Alors à quoi ça ressemble au final, cette "danse des ténèbres"?
Tatsumi Hijikata s’inspira des gestes quotidiens des paysans dans les rizières, des femmes âgées ou encore des prostituées, mais aussi d’une de ses sœurs handicapée pour façonner le corps du Butô : pieds en-dedans, bassin près du sol, visages grimaçants, yeux révulsés, corps recroquevillés. (réf.)
Vous imaginez des gars (la plupart du temps) et des nanas (de plus en plus quand même) tout peints en blancs, les cheveux rasés (enfin pas pour les filles, parce que aaaah les cheveux des filles... enfin demandez à Toto, il vous expliquera mieux que moi), et avec presque pas de costume. C'est pas tout le temps comme ça, mais souvent quand même... c'est ce qu'on appelle une tendance. Leurs performances consiste à gigoter comme des épileptiques fatigués en faisant grimacer tout leur corps, jusqu'aux doigts de pieds. On dirait en quelque sorte de grands bébés qu'on aurait plongés vivant dans des bocaux de formol, puis filmés dans leur lente agonie par asphyxie avec une caméra 120 images/seconde (arrêtez de ricaner svp, ça va attirer l'attention des voisins).

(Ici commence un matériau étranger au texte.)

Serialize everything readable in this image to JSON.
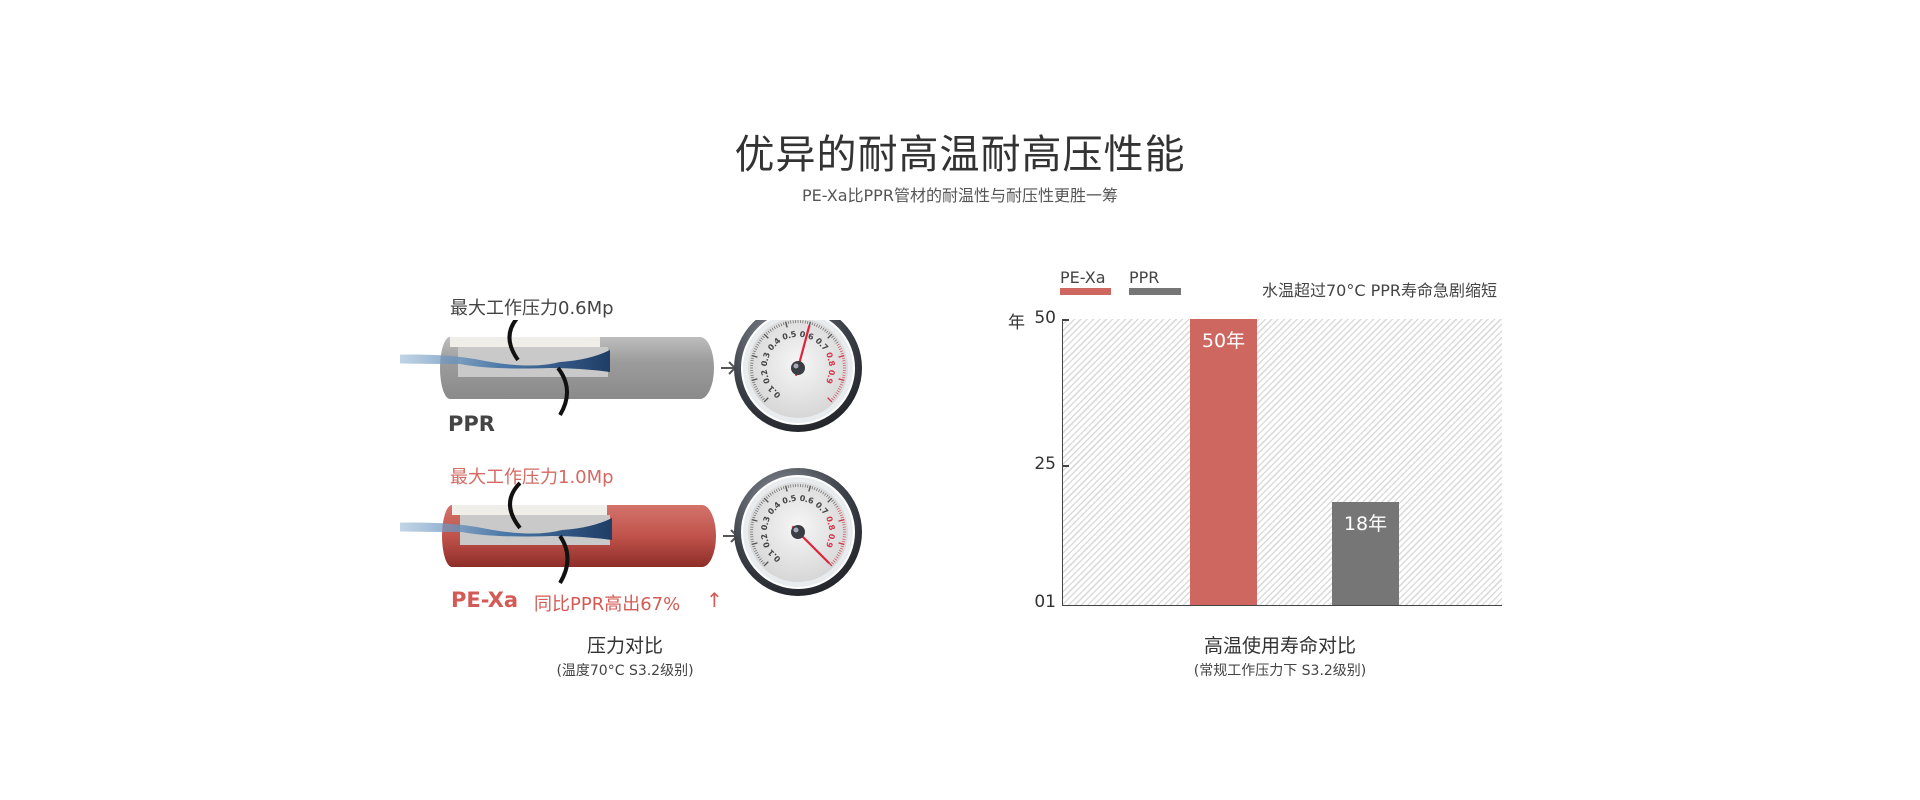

Ou pour les cinéphiles courageux, c'est du Enter the Void, avec les couleurs qui flashent en moins (là c'est surtout une private joke).
(parenthèse) Bon, après ça, on va encore me dire que je descends tous les sujets que j'évoque. Ce qui est faux! Ceux qui me connaissent savent que je ne vanne que les gens que j'aime. Et donc si je prends la peine de traiter un sujet, c'est qu'il me tient à cœur au minimum, voir me fascine au plus haut point (fin de la parenthèse)
Donc, le butoh, ça n'est pas fait pour vous changer les idées au milieu d'une semaine cafardeuse, pour cela, y a Dr Who par exemple. Ca fait grincer les dents, c'est ironique voire caustique, dérangeant, rugueux, monstrueux ou grotesque. Un peu comme si on avait taxidermé les oiseaux du lac des cygnes. If you know what I mean.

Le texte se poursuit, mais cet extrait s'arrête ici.